顏面肩肱型肌肉失養症是一種進行性的肌肉疾病,尚未有被認可的治療方式.早期認為類固醇可能會有幫助,但是在隨後的開放標籤研究並不支持這樣的看法. Beta2型腎上腺促進劑albuterol,又被稱為Salbutamol,有合成的作用,可能有利於顏面肩肱型肌肉失養症.肌酐酸一直被用來增加運動員的肌肉表現,它可能對肌肉失養症,包括顏面肩肱型肌肉失養症有幫助.




我們搜尋了和顏面肩肱型肌肉失養症有關的文獻,包括Cochrane Neuromuscular Disease Group specialised register (searched August 2003), MEDLINE(January 1966 to August 2003)和 EMBASE(January 1980 to August 2003).為了找到試驗進一步的參考資料,我們也搜尋了主要神經學會議的摘要和試驗的參考書目.我們聯絡了專家,以取得未發表試驗或正進行中試驗的相關資料.




所有確定的試驗獨立地由兩位審查員評估,以確保它們符合選取標準,然後被評定品質。試驗數據被一位審查員提取並輸入,而且被另一位檢查。如果存在一個適當的數據,所有試驗的加權治療效果利用Cochrane統計軟件包Review Manager計算。結果的表示方式為相對風險和95%信賴區間和風險的差異,和二方法結果的95%信賴區間,和加權平均差異,和連續性結果的95%信賴區間。

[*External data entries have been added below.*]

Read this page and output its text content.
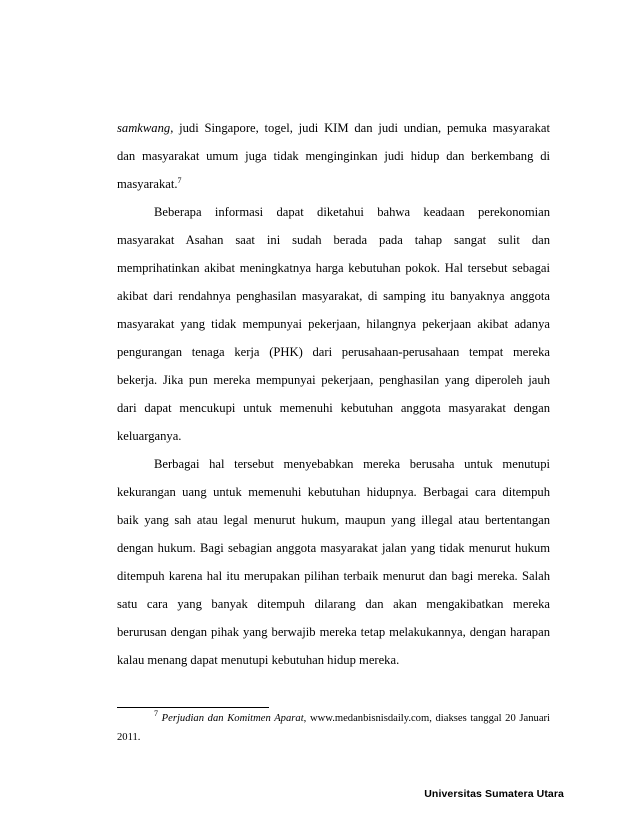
samkwang, judi Singapore, togel, judi KIM dan judi undian, pemuka masyarakat
dan masyarakat umum juga tidak menginginkan judi hidup dan berkembang di
masyarakat.$^7$
Beberapa informasi dapat diketahui bahwa keadaan perekonomian
masyarakat Asahan saat ini sudah berada pada tahap sangat sulit dan
memprihatinkan akibat meningkatnya harga kebutuhan pokok. Hal tersebut sebagai
akibat dari rendahnya penghasilan masyarakat, di samping itu banyaknya anggota
masyarakat yang tidak mempunyai pekerjaan, hilangnya pekerjaan akibat adanya
pengurangan tenaga kerja (PHK) dari perusahaan-perusahaan tempat mereka
bekerja. Jika pun mereka mempunyai pekerjaan, penghasilan yang diperoleh jauh
dari dapat mencukupi untuk memenuhi kebutuhan anggota masyarakat dengan
keluarganya.
Berbagai hal tersebut menyebabkan mereka berusaha untuk menutupi
kekurangan uang untuk memenuhi kebutuhan hidupnya. Berbagai cara ditempuh
baik yang sah atau legal menurut hukum, maupun yang illegal atau bertentangan
dengan hukum. Bagi sebagian anggota masyarakat jalan yang tidak menurut hukum
ditempuh karena hal itu merupakan pilihan terbaik menurut dan bagi mereka. Salah
satu cara yang banyak ditempuh dilarang dan akan mengakibatkan mereka
berurusan dengan pihak yang berwajib mereka tetap melakukannya, dengan harapan
kalau menang dapat menutupi kebutuhan hidup mereka.
$^7$ Perjudian dan Komitmen Aparat, www.medanbisnisdaily.com, diakses tanggal 20 Januari
2011.
Universitas Sumatera Utara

此翻譯計畫由臺灣國家衛生研究院(National Health Research Institutes, Taiwan)統籌。


從已出版的隨機對照試驗的證據是不夠用來支持任何藥物治療顏面肩肱型肌失養症的有效性。更多的研究是需要的. 顏面肩肱型肌失養症是一種漸進性肌肉疾病。肌肉無力,往往比較溫和,而且進展緩慢,但是大約有五分之一受影響的人最終只能以輪椅代步。肌肉臉部,肩胛骨和上臂受影響最嚴重,但無力也發生在其他肌肉。沒有被認可的治療方式。只有兩個隨機對照試驗已出版。一個albuterol的小型試驗(也稱為salbutamol)和另一個肌酸的小型試驗(建造肌肉的膳食補充品),不足以證實或駁斥有顯著意義的效果。進一步的試驗包括albuterol,肌酸和其他藥物是需要的。

Plain language summary

The evidence from published randomised controlled trials is inadequate to establish the effectiveness of any drug for treating facioscapulohumeral muscular dystrophy. More research is needed

Facioscapulohumeral muscular dystrophy is a progressive muscle disease. Muscle weakness is often relatively mild and progression slow but around one fifth of affected people eventually become wheelchair-bound. The muscles of the face, shoulder blades and upper arms are most severely effected, but weakness occurs in other muscles. There is no agreed treatment. Only two randomised controlled trials have been published. One small trial of albuterol (also known as salbutamol)and another small trial of creatine (a dietary supplement for building muscle) were inadequate to confirm or refute a significant effect. Further trials of albuterol, creatine and other agents are needed.